Tuesday, December 30, 2003

Prickly administrators 

In my opinion there are two essential qualities for a new administrator in academia: Find out who are your friends and who are not; and have a thick skin. As Critical Mass tells us today, some administrators are just plain cantankerous.
Timothy Sullivan, president of William & Mary, apparently sees things differently. William & Mary administrators shut down an anti-affirmative action bake sale held by a libertarian student organization, Sons of Liberty, last fall. ... [noting public reports of the incident...] Predictably, the public exposure of William & Mary's indefensible actions drew criticism. Less predictably, and quite disturbingly, the college's president has responded to that criticism not with an apology, or a reasoned defense of the school's actions, or even with a polite canned noncommittal response, but with open contempt for his critics.

FIRE, who are pursuing the case, continues
On Saturday, December 13, Curtis Crawford, a resident of Charlottesville, Virginia, wrote President Sullivan an e-mail that, while polite, was critical of W&M's actions (you will find this e-mail exchange attached). President Sullivan responded:
Dear Mr. Crawford, Some fool has sent me an e-mail and signed your name to it. You should do what you can to discover the identity of the person. He or she is doing real harm to your reputation. I will help you if I can. Tim Sullivan

According to Mr. Crawford, he wrote back to President Sullivan asking if he stood by this comment, to which Sullivan responded, "You can quote me." Two days later, Sullivan sent a very similar e-mail to another person who had expressed criticism of W&M's handling of the protest; this time he asserted that, "Some damned fool is sending e-mail messages and signing your name. I will try to help you if I can."
I was googling around for something pithy here, but I found instead Sullivan's own words, from his 2001 convocation address:
The third challenge is the challenge of humility. ... I have spoken truthfully about your great talents. The College to which you come is likewise accustomed to the rewards which attend high achievements and high standards. But the habit of success-just like the habit of command-can breed at first an unthinking arrogance-and later-a self-consciously inflated view of how great we are and how important is the work we do.

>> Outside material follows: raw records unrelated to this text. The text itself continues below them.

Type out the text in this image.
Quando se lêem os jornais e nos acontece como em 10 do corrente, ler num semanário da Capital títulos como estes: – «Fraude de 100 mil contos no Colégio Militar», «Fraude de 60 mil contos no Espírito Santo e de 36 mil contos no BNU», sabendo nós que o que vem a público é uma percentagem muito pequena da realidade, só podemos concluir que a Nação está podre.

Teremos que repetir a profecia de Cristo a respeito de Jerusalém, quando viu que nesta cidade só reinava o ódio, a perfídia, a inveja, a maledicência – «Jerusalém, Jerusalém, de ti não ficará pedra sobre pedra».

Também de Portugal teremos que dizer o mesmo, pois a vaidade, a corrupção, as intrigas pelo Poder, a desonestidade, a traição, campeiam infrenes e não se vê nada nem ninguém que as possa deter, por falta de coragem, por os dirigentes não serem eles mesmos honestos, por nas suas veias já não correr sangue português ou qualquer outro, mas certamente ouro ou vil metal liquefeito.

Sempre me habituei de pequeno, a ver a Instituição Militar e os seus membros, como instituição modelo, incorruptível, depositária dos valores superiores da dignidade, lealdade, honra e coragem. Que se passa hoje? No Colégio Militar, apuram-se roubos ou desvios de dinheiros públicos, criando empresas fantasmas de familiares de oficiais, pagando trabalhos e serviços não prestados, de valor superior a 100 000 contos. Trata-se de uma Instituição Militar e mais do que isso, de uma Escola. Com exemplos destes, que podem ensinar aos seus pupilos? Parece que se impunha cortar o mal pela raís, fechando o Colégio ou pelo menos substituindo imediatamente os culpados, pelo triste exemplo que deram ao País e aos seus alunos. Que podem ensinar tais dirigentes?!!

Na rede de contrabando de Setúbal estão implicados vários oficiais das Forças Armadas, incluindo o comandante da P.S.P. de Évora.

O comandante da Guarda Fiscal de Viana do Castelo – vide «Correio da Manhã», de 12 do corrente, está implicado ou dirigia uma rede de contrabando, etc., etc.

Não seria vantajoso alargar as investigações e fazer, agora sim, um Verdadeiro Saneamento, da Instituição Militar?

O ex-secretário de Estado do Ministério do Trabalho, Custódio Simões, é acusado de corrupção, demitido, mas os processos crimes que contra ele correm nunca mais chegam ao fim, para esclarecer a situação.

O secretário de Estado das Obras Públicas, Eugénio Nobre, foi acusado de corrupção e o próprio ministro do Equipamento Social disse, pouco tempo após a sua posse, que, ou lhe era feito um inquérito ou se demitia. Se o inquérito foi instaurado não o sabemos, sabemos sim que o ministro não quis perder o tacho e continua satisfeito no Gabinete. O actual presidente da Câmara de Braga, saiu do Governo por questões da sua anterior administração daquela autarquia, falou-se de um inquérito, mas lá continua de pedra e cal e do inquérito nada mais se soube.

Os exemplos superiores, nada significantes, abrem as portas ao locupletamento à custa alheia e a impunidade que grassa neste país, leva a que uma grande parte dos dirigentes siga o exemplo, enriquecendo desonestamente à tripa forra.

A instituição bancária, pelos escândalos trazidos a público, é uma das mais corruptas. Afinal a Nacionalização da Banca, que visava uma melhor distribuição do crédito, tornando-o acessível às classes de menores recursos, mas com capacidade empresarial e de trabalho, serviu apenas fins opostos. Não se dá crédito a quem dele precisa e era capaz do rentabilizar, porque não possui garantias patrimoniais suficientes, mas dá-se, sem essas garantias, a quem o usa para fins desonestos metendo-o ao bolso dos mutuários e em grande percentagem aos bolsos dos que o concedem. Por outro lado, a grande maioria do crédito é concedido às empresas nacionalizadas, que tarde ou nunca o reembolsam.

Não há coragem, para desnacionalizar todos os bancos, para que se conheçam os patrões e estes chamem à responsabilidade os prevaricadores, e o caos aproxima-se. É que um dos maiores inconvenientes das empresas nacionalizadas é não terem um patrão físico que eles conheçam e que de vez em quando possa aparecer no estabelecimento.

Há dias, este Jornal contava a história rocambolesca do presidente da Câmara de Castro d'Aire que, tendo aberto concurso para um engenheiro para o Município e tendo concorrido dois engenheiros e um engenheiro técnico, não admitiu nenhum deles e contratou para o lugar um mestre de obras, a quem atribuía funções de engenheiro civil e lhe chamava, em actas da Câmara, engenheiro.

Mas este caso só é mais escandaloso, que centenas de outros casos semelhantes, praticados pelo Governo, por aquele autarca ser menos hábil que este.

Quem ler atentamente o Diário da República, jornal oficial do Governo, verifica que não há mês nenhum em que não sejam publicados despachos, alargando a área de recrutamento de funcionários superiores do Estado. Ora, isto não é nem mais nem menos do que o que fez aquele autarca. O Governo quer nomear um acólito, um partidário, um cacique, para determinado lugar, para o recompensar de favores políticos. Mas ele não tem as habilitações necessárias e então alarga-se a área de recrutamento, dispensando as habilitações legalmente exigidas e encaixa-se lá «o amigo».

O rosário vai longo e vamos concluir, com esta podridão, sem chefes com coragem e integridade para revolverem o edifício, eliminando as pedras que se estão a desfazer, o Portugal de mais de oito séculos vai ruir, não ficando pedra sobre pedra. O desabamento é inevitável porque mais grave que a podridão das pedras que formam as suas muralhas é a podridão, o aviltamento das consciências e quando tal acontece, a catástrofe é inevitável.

It is better to remember that however much we know-what we don't know is probably more important than what we do. It is better to understand that while we have done much, there are millions who have done more. It is important, too, to remember that the life of the mind is not the whole of life-and that intellectual distinction-without character-without heart-is really no great thing. And never forget that the talents with which you are blessed were not a reward for peculiar virtue-but the result of God's grace-if you are religiously inclined-and the accidental blessing of random chance-if you are not. Finally there is practical value to humility. For humility far more than arrogance is likely to inspire genuine greatness. This is so because to be truly humble requires a resilient sense of humor and a durable sense of proportion-without which I do not believe it possible to live a good and happy life. [emphasis added]
So, President Sullivan, you have the answer to whom the damned fool is, inside you.